Clergy delegates to the Montreal synod voted 44-25 and lay delegates 59-32 in favour of a resolution almost identical to one adopted 177-97 the previous week by the synod of the diocese of Ottawa. (Ottawa was the first diocese to consider the issue of same-sex blessings since the meeting in June of General Synod, the church’s national governing body.) The issue was also to be revisited by the diocese of Niagara, which in 2004 voted to allow same-sex blessings; Bishop Ralph Spence, the diocesan bishop, withheld his consent until General Synod. Its synod was scheduled for Nov. 16-17.
The Montreal synod had separate tallies for clergy and lay delegates at the request of several delegates critical of the resolution. This meant the bishop had to say whether he concurred. He did. The resolution requests that the bishop grant permission for clergy, whose conscience permits, to bless duly solemnized and registered civil marriages, including marriages between same-sex couples, where at least one party is baptized. It also asks that the bishop authorize an appropriate rite.
Bishop Clarke praised what he described as a “wonderful, intelligent debate” on both sides of the issue. This echoed a comment closing the debate by the sponsor of the resolution, Canon Paul Jennings, director of pastoral studies at the Diocesan Theological College in Montreal. He praised the high quality of some of those on the “no” side and in particular their broad and non-literalistic approach to Scripture.
At the same time, he asked delegates to ask themselves what they would want for their children if they were homosexual, and “what do we believe in all honesty that God wants for them?” He noted the resolution was only a request to the bishop and does not cover same-sex marriages, – a subject outside the power of a single diocese under church law.
Canon Jennings and the other sponsor of the resolution, Dr. Douglass Dalton, a medical doctor who worships at St. John the Evangelist Church in Montreal, urged delegates to vote in accordance with their own consciences rather than being preoccupied with the possible political consequences of the vote at various levels of the Anglican church.
While some opponents of the resolution did refer to potential political dangers, there was no lack of scriptural argument. Rev. Gregory McVeigh of St. Stephen’s Church in Westmount said the strongest scriptural arguments against same-sex marriage come not from a few selected texts but from a general view of the couple as male and female right from the creation story through the Bible.
In another development, synod delegates, facing a deficit of around $1.1 million on 2006 operations and probably about $700,000 this year, went home from the annual synod without adopting a budget.
Bishop Clarke adjourned the synod until Jan. 12, 2008, to give diocesan committees and staff – including a new treasurer, Norman G. Spencer – more time to untangle financial records and come up with a draft 2008 budget.
However, delegates took one controversial decision about diocesan finances. They voted, in effect, to start treating more than $300,000 a year that the diocese has been receiving as its share of rent from a shopping mall and skyscraper under and behind Christ Church Cathedral in downtown Montreal as part of its general revenue.

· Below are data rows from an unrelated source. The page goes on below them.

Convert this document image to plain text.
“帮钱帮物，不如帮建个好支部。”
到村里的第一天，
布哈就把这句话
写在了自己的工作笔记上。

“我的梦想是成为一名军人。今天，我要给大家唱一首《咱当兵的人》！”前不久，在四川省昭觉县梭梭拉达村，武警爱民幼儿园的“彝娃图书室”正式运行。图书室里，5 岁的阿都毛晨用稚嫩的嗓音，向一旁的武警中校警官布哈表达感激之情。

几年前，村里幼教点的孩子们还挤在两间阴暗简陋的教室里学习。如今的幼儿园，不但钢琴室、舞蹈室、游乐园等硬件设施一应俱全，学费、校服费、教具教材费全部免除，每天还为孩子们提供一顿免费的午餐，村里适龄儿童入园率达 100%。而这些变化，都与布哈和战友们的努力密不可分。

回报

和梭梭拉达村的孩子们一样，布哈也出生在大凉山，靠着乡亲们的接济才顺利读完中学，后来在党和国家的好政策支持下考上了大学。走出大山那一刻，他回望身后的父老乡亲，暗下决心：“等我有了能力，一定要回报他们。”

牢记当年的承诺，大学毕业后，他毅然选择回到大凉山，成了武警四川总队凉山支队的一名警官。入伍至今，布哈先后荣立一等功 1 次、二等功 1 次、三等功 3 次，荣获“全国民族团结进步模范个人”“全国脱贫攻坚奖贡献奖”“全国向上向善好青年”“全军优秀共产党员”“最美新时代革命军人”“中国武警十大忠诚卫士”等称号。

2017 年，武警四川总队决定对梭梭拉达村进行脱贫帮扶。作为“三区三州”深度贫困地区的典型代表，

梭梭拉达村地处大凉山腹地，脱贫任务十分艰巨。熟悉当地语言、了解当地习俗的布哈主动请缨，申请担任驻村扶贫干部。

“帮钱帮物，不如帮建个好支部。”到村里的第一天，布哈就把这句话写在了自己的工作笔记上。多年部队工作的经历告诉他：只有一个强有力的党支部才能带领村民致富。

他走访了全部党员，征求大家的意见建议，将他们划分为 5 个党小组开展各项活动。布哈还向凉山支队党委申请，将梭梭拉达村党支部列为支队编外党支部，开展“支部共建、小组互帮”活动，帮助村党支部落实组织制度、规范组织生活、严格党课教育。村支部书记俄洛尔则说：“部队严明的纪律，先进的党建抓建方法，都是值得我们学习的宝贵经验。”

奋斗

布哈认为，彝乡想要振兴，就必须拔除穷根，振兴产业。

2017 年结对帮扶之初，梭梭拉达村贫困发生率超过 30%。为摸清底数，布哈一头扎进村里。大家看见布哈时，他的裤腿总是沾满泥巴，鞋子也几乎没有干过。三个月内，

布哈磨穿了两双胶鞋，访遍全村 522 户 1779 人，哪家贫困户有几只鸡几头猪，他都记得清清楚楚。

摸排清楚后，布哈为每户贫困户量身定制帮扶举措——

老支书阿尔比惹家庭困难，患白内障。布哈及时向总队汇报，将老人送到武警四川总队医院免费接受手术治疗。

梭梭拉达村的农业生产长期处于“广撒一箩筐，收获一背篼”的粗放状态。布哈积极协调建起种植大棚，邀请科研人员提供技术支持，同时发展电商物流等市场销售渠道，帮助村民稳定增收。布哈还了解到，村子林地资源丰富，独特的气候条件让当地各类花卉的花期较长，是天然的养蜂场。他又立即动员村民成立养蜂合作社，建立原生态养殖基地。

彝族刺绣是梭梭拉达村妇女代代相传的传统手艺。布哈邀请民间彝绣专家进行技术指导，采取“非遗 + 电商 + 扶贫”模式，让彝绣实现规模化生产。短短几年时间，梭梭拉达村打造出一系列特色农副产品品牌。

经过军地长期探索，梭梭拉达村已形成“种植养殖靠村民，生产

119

Since 1986, the diocese has used these “development funds” – which were over $450,000 until 2002 and dropped by about one-quarter under the agreement with developers – to fund a de facto foundation that gave grants for purposes like community outreach and special ministries in the diocese and elsewhere in Canada and the world.
Harvey Shepherd is the editor of the Montreal Anglican, the newspaper of the diocese of Montreal.